3) In patients with non-severe infections or low-risk CRPA infections, it is good clinical practice to select an antibiotic monotherapy with in vitro activity on an individual basis and base on the source of infection when antibiotic stewardship is being consider (Good Practice Statement).

Carbapenem-resistant Acinetobacter baumannii

Acinetobacter baumannii is a non-fermenting Gram-negative bacillus and an important pathogen of nosocomial infection. Which can cause pneumonia, bacteremia, urinary tract infection and other diseases. Carbapenem antibiotics are the main drugs for the treatment of Acinetobacter baumannii. But the application of antibiotics has gradually increased in recent years, resulting in carbapenem-resistant Acinetobacter baumannii (CRAB).

Which antibiotic should be chose for CRAB infection?

1) For HAP/VAP patients with sulbactam-sensitive CRAB, ampicillin-sulbactam is recommend (conditional recommendation, low level of evidence).

2) For patients with CRAB resistant to sulbactam, polymyxin or high-dose tigecycline can be use if effective in vitro. Due to lack of evidence, no first-choice antibiotic can be recommend.

3) Cefiderocol is not recommend for the treatment of infections cause by CRAB (conditionally not recommend, low level of evidence).

Is combination therapy use for CRAB infection?

1) For all patients with CRAB infection, we do not recommend colistin-meropenem. Combination therapy (strongly recommended not to use; high-certainty evidence) or colistin-rifampin combination therapy (strongly recommended not to use; intermediate-certainty evidence).

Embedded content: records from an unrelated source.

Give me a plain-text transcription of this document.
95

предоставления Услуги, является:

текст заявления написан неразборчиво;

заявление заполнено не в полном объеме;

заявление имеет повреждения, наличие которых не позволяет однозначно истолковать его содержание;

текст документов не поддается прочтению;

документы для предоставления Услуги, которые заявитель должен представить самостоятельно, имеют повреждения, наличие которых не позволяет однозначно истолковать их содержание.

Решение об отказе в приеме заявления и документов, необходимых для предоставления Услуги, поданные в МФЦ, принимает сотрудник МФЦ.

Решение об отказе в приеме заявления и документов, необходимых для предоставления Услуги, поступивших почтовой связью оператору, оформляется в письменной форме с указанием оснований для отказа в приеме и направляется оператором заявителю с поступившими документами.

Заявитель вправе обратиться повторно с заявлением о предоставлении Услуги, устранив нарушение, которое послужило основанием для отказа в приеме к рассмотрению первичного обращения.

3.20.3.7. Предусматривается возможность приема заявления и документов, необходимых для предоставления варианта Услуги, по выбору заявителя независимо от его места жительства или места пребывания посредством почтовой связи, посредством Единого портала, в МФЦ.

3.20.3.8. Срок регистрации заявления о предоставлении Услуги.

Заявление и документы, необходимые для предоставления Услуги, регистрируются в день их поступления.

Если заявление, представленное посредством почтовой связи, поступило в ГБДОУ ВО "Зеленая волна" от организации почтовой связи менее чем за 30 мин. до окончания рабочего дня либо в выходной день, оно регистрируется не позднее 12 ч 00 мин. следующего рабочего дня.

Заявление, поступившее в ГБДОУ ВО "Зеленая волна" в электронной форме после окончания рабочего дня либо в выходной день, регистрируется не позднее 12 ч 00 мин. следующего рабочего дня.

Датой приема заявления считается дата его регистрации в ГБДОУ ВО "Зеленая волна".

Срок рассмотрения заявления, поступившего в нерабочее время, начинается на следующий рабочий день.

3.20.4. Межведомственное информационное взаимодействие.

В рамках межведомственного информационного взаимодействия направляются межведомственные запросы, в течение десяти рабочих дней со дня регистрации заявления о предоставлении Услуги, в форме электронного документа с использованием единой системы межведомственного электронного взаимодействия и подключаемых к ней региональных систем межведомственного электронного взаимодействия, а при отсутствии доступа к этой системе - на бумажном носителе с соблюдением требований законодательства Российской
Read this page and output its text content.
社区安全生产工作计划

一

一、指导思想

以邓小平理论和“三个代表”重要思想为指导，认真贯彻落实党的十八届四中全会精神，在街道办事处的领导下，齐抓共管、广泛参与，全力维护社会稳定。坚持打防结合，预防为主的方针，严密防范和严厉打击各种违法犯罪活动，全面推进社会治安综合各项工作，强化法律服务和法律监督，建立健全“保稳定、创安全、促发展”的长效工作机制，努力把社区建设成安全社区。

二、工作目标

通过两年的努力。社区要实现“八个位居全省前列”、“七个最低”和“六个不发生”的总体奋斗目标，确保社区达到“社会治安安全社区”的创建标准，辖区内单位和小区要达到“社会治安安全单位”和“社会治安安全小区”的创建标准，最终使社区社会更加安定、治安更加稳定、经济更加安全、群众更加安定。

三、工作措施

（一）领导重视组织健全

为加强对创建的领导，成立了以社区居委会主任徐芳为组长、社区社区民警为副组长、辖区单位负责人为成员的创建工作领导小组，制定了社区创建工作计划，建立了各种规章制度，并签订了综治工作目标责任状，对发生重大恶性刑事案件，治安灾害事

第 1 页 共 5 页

2) For patients with severe and high-risk CRAB infection. We recommend combination therapy with two in vitro active antibiotics included in the available antibiotics (polymyxin, aminoglycoside, tigecycline, sulbactam sodium combination) (conditional recommendation, very low-quality evidence).

3) For patients with CRAB infection and meropenem MIC < 8 mg/L, high-dose, extended infusion carbapenem regimens may be considered (good practice statement).

Finally, the following is the drug use regimen recommended by the Sanford Antimicrobial Treatment Guidelines for Fever

Recommended drug use regimen for fever (50th edition)

Imipenem/cilastatin: 1.0 g (0.5 g + 0.5 g) IV every 6 hours; for Pseudomonas aeruginosa, 2.0 g every 8 hours to every 6 hours

Meropenem: 0.5-1.0 g IV every 8 hours, increased to 2.0 g IV every 8 hours for meningitis

Ertapenem: 1.0 g IV or IM every 24 hours

Piperacillin/tazobactam: Recommended extended infusion regimen: 4.5 g injected over 30 minutes as a loading dose; 4 hours later. 3.375 g IV infusion over 4 hours every 8 hours. With IV access maintained for more than 12 hours per day

Co-trimoxazole: 960 mg orally twice a day;

Levofloxacin: 250-750 mg po/iv qd; 750 mg is the optimal dose for most indications.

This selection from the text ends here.